The perception I had was that the electric augers lacked the power that gas offered and that the batteries didn’t last long, especially in our cold weather. When I tried that electric auger for the first time, it was impressive that I could just push a button and drill a hole, quickly and efficiently. It was as fast as any auger I had used in the past and there was no pulling on a cord, messing with gas or having to let it warm up. I drilled several holes with it the rest of that day and it was evident that the batteries allowed plenty of drilling.
Last season I finally made the switch over to electric on the ice. I ended up getting a fully electric Razr auger, equipped with a lithium battery that attaches to the powerhead. I also got another eight inch bit that attaches to a regular cordless power drill. Cordless drills today have plenty of power and they work great for drilling holes in the ice, especially early in the season before it gets to thick. For the thicker ice later in the winter, the bigger batteries on an electric auger do give you a longer life. If you only drill a few holes when you go out however or fish in a shelter often, you should consider going the cordless drill route.
I still own a gas auger for some of back country trips that I do, where a lot of hole drilling might take place but for the most part, they are almost becoming obsolete. The electric models are lighter, especially the newer ones with synthetic bits and are just more reliable to use.

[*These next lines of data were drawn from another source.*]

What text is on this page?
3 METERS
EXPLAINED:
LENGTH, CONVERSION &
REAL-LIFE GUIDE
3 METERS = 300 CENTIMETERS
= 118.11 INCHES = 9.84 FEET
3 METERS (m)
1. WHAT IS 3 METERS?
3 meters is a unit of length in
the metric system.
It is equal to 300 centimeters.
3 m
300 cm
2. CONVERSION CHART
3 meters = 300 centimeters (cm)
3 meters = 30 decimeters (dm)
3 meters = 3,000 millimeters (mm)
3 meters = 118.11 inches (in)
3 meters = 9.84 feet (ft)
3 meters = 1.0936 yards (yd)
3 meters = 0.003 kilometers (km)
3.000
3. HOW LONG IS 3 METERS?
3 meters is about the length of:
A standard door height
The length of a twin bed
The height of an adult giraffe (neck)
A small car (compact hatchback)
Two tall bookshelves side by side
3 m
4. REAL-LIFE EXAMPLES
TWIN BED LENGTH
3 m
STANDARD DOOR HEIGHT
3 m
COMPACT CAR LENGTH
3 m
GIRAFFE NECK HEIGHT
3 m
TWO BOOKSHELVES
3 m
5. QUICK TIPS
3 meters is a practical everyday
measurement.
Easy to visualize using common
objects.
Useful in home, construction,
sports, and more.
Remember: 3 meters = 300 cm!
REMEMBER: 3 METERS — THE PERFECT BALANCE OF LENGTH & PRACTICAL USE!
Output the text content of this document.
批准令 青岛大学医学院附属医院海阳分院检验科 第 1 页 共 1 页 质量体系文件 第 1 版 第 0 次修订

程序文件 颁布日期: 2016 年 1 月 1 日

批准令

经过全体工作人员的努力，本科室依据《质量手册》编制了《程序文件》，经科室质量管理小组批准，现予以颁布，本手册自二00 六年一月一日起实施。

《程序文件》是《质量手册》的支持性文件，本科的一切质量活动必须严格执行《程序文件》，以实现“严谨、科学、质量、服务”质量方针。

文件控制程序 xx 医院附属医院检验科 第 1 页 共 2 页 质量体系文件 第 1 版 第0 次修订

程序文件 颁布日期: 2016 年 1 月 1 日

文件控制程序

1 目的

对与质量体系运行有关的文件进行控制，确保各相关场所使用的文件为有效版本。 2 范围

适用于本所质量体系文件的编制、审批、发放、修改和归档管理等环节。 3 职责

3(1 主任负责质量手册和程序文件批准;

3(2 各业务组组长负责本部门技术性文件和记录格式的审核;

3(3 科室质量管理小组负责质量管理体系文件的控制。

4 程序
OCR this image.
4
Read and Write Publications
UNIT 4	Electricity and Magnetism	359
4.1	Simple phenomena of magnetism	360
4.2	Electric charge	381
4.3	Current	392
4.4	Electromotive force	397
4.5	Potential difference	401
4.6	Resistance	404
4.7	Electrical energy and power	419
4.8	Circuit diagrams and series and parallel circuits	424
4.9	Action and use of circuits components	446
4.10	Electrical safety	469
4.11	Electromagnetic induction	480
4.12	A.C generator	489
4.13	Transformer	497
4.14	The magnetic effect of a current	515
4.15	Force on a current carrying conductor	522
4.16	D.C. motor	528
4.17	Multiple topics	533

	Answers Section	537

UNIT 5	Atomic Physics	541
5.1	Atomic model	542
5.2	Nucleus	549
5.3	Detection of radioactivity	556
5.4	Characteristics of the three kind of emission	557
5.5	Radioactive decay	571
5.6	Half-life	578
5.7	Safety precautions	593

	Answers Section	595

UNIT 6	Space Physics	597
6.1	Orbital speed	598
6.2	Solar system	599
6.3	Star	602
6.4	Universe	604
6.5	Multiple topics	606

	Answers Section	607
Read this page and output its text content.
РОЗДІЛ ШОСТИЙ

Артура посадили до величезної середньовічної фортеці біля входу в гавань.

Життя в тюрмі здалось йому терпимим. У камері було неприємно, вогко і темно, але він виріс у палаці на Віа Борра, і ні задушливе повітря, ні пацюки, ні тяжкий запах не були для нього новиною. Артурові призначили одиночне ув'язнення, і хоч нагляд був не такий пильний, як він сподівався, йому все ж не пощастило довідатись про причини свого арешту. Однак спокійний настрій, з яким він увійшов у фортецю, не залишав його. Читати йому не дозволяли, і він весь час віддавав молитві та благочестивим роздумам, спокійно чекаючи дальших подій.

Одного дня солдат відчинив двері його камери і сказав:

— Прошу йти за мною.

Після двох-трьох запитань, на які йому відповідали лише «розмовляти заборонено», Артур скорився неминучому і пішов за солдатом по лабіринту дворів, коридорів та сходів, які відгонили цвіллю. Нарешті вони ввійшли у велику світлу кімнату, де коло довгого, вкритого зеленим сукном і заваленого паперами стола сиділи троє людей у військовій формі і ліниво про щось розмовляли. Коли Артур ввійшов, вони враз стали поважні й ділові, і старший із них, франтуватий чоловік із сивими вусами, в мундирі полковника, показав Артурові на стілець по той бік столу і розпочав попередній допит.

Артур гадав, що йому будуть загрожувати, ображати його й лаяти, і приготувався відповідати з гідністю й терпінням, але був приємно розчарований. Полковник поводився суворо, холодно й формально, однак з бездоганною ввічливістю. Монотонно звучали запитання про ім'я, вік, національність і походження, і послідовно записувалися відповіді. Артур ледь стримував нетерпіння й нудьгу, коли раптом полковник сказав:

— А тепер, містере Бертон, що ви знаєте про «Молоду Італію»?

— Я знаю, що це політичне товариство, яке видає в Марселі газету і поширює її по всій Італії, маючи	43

There is a limit to the number of holes that you can drill with an electric auger, especially once the ice gets to be three feet thick, but for the most part, you can go out and drill plenty of holes for a day of fishing on one battery. You just have to keep in mind that you can drain the battery.
Years ago, propane was predicted to be the new power source for ice augers but that never really panned out and electric models showed up. Today, all of the major auger manufacturers offer electric models, further evidence of their place in the market. From an environmental perspective, obviously an electric motor is better than a combustion motor as well. You also won’t burn a hole in your jacket with an electric auger, something I’ve done several times over the years on the exhaust of a gas auger.